Step 5: Log every access so it is provable
Write every question, retrieval, and answer to a tamper-evident, content-blind audit log. Content-blind means the record proves what happened without storing the content itself, so it is safe to share with auditors and no vendor can read your data through it. AIVM Brain can verify this log offline and optionally anchor on-chain a record of exactly what the model answered over.
Provenance rounds out the proof.
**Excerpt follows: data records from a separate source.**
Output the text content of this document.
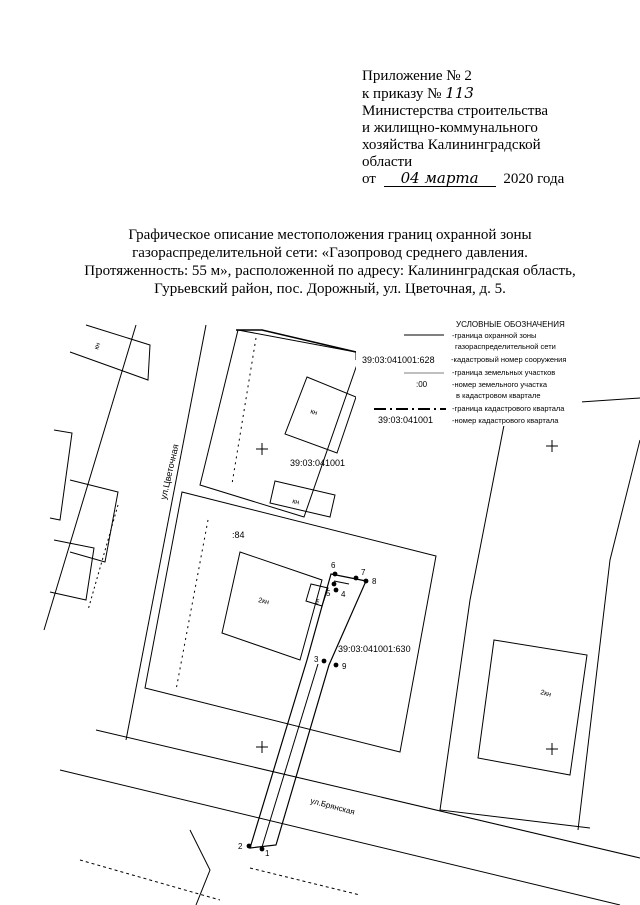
Приложение № 2
к приказу № 113
Министерства строительства
и жилищно-коммунального
хозяйства Калининградской
области
от 04 марта 2020 года
Графическое описание местоположения границ охранной зоны
газораспределительной сети: «Газопровод среднего давления.
Протяженность: 55 м», расположенной по адресу: Калининградская область,
Гурьевский район, пос. Дорожный, ул. Цветочная, д. 5.
1
2
3
4
5
6
7
8
9
39:03:041001
:84
39:03:041001:630
ул.Цветочная
ул.Брянская
кн
кн
кн
2кн	кн
2кн
УСЛОВНЫЕ ОБОЗНАЧЕНИЯ
-граница охранной зоны
газораспределительной сети
39:03:041001:628 -кадастровый номер сооружения
-граница земельных участков
:00	-номер земельного участка
в кадастровом квартале
-граница кадастрового квартала
39:03:041001	-номер кадастрового квартала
AIVM Brain carries C2PA content provenance, the standard published at spec.c2pa.org for recording where content came from, so each source and answer has a verifiable origin. Together, a content-blind audit and provenance turn the question 'can you prove nothing leaked' into 'yes, here is the record', which is the answer security and legal are actually waiting for.
Step 6: Start read-only, then expand
Turn the brain on read-only first: let people and agents ask questions but not change anything. Once the permission model and audit hold up in practice, grant write-back and broader agent autonomy. This order earns trust before it grants power, and it gives security a clean before-and-after to review.
Build in deletion from the start. AIVM Brain supports provable right-to-be-forgotten, so you can delete a record, propagate the removal across indexes and agents, and produce proof it is gone. That is the realistic answer to GDPR Article 17 at the knowledge layer, where erasing a record is tractable even though unlearning it from a trained model is not.
How do you prove what the AI accessed, and how long does this take?
You prove access with the audit log: a tamper-evident, independently verifiable record of every question, document retrieved, and agent involved, optionally anchored on-chain so no party can alter it after the fact. Setup is fast: npx @aivm/brain init stands up a working brain, and it is free to start. The slow part is usually deciding policy, not installing software.
Plan the schedule around people, not code. Connecting sources and turning on governance takes minutes per connector; agreeing on who should see what, and getting security comfortable, is where the real time goes. Starting read-only with full audit from day one shortens that conversation, because every claim about access comes with a record anyone can check.